There is a Story that goes like this: some Person existed for a while. The Person’s Mother and Father walked in and out of rooms, breathing quietly. The Person’s Sisters and Brothers floated clumsily in the yard. They might have been imagined. They were all very small in comparison to the landscape.

Some Person might remember opening a door to a closet of cabinets and drawers, into a long, dark wooden hallway, and walking down that hallway to a room with a roaring hearth, where their Mother was weaving her pale-gold hair in the loom, spiders weaving blankets for the sunlit corners. Someone somewhere might remember this as Home.
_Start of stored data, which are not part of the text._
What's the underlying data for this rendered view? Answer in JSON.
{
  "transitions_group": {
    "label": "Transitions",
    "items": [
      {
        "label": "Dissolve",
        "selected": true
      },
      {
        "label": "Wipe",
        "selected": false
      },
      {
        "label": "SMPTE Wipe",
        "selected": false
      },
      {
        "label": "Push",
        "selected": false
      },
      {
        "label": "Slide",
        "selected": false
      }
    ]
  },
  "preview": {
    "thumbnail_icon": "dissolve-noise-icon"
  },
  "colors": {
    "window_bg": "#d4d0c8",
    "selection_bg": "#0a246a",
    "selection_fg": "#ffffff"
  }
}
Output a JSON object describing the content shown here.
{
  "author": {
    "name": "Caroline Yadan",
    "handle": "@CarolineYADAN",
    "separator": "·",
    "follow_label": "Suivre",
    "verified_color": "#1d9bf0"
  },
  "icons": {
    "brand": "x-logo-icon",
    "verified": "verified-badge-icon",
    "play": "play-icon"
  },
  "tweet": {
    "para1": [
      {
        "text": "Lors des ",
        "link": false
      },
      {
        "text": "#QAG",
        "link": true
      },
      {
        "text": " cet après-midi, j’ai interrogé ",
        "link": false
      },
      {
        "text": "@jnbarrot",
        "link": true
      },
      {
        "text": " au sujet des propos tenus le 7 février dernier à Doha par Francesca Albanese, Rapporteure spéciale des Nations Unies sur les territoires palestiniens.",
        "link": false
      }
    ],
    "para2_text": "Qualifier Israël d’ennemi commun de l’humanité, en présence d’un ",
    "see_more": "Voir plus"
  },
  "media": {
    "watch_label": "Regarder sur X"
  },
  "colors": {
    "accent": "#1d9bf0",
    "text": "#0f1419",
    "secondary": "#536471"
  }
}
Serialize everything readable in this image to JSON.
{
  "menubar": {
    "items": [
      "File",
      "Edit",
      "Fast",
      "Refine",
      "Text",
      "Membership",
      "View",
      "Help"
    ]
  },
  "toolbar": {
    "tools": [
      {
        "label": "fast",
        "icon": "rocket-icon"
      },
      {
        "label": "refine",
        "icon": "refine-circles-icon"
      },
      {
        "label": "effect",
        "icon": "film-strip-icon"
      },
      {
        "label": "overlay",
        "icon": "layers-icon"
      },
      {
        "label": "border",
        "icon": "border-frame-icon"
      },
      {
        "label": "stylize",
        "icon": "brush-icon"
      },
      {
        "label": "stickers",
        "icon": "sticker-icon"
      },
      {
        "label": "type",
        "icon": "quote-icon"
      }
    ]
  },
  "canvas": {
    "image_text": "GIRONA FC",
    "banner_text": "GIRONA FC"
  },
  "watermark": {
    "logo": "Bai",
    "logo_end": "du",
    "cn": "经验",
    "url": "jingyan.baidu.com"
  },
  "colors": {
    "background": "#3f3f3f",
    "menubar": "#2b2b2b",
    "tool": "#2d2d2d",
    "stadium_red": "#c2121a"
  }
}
A well is a sigh in the ground where we can return to ourselves. What goes down into it is a secret, and what gets brought up is always the surprise of what we didn’t know we needed. A well is a mouth that replenishes, a revolving bucket of give and take, of being regifted what we’ve given.  It’s a hole to store joy, spread it out to scrape up against the hollow inevitable parts of living. In the bottomless throat of dark and stone, a brightness festers.